Yo te soy completamente sincero. A mi un grupo que aunque anima todo el partido, tiene canticos como el que has dicho de Zabaleta, que todos los partidos exhibe simbología ultra, que tiene canticos racistas y muchas cosas más no me hace ninguna gracia. Lo detesto.
Me amargan muchos partidos por esas cosas.
La reacción de Enrique Cerezo lamentable. Yo no sé hasta que punto sería efectivo, pero una carta al Club firmada por varios socios, donde se especifique que estamos cansado de estas cosas tendrían que hacerles caso. En los alrededores de nuestro estadio ya han muerto asesinadas dos personas. Cerezo dijo que no podía hacer nada contra Frente Atlético. Yo creo que si puede. El Club es suyo y por lo tanto puede reservarse el derecho de admisión en tu recinto. Es muy triste que no podamos ir en muchas ocasiones con niños pequeños porque los cafres de turno lo pueden jorobar.
Y como tu bien dices Jose, somo una afición entregada a nuestro Club, que animamos. No necesitamos los macarras de turno con simbología que hace apología a la violencia para poder ganar.
Y con esto no defiendo, ni mucho menos, a Riazor Blues. Si digo que todo ultra tiene que salir de un estadio, son todos. Porque venir a Madrid para atizarse con la afición contraria manda narices. Que inteligencia, oigan.
Muy quemado con este tema y por la lenidad con la que nuestro Club lo trato. Y es cierto que cada vez se les rien menos las gracias a los energúmenos. Pero chico, cánticos como "El Retiro es español y no un parque de Ecuador" es de imbécil elevado a enésima potencia.
Por lo que respecta al partido muy práctico el Atlético, un resultado importante para seguir arriba pero sin mucha brillantez.
De acuerdo en lo de Cerci. Que decepción con este chico. Y no fue barato.
Ahora tenemos tres partidos seguidos fuera y con grandes opciones. Primero a Hispitalet, luega a Elche y luego a Turín.
Muchas cosas en juego. Y cada vez veo al equipo mejor asentado, más seguro y tan roca atrás como en los años precedentes.
No me quiero despedir de este comentario sin dar un viva al fútbol como deporte. Y que cualquier afición tiene que ser bienvenida al campo de una de las mejores aficiones del mundo.
Forza Atleti!

Álvaro Men dijo...

Es lamentable la cantidad de gente despreciable que se esconde tras lo que debiera ser un sano entretenimiento.

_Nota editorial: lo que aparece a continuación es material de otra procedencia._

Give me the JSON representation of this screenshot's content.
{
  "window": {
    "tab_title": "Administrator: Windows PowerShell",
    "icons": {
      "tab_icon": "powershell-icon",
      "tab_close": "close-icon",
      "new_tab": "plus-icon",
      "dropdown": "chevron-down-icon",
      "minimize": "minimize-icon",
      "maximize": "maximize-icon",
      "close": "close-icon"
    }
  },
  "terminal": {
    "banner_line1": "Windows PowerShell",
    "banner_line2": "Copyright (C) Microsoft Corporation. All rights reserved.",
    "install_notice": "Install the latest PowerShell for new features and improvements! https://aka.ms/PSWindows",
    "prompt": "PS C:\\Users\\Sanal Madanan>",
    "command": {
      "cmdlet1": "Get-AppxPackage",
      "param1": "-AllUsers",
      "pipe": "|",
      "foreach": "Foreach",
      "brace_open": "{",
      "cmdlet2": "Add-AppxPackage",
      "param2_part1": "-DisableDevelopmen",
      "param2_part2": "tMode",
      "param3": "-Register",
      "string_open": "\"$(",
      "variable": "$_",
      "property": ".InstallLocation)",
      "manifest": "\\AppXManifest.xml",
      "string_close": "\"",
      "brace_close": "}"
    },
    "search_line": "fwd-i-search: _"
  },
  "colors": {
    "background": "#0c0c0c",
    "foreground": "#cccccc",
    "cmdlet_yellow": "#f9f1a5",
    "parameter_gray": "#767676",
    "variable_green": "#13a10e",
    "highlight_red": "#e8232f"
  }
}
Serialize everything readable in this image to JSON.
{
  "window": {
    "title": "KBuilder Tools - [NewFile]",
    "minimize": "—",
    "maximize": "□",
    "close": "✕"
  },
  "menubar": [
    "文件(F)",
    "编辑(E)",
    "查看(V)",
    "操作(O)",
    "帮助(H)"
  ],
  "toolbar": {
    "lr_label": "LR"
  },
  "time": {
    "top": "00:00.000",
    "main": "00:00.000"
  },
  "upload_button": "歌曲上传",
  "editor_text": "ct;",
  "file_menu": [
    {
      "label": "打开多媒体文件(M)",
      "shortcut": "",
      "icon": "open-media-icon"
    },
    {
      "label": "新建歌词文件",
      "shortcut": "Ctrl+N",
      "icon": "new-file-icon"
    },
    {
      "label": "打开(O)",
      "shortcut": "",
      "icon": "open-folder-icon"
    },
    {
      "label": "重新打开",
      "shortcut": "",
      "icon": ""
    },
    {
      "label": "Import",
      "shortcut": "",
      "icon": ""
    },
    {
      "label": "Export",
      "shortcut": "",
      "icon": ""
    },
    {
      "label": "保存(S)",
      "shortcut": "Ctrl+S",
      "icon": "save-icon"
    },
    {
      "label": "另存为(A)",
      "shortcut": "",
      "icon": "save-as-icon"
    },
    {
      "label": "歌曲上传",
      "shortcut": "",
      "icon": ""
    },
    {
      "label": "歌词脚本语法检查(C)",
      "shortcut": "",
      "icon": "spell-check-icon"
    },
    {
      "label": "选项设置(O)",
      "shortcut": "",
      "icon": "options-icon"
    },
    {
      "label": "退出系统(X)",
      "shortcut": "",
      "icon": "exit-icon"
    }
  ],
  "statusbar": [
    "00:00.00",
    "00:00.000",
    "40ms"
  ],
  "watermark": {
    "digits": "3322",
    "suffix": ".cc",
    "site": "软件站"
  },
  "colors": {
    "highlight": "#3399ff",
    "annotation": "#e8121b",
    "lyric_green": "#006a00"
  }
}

Un apunte: Ya son varias las fuentes que desmienten la "quedada" y apuntan más a una emboscada.

Anónimo dijo...

Buenas tardes Jose, por no repetirme mucho, totalmente de acuerdo con lo que has comentando de ir al futbol con miedo(mi primer derbi fue con 16 años, no digo mas)BASTA YA¡¡
Queria centrarme en lo que has comentado de Alessio Cerci, ya que por la tele se le vio con ganas cuando recibia el balon, claro esta que no se le enfocaba cuando no lo tenia. Y sinceramente me fio mucho mas de ti, espero que o El Cholo lo recupere, o fuera en Diciembre para no perder mucho mas dinero. Un saludo FORZA ATLETI¡¡OSCAR15

Gerardo Fernández dijo...

Enhorabuena por la crónica Jose. Muy valiente denunciar todo lo que sucede. Yo también he sufrido quedarme de pequeño en casa cuando mi madre y abuelo iban al Calderón por "si pasa algo". Gente así sobra en el fútbol, porque para ellos no es un deporte, es una mera excusa para lucir su ideología y de paso pagar su frustración. Espero que los echen de allí cuanto antes, lo cómodo es lo que dijo Cerezo, que eso no tiene que ver con el Atleti.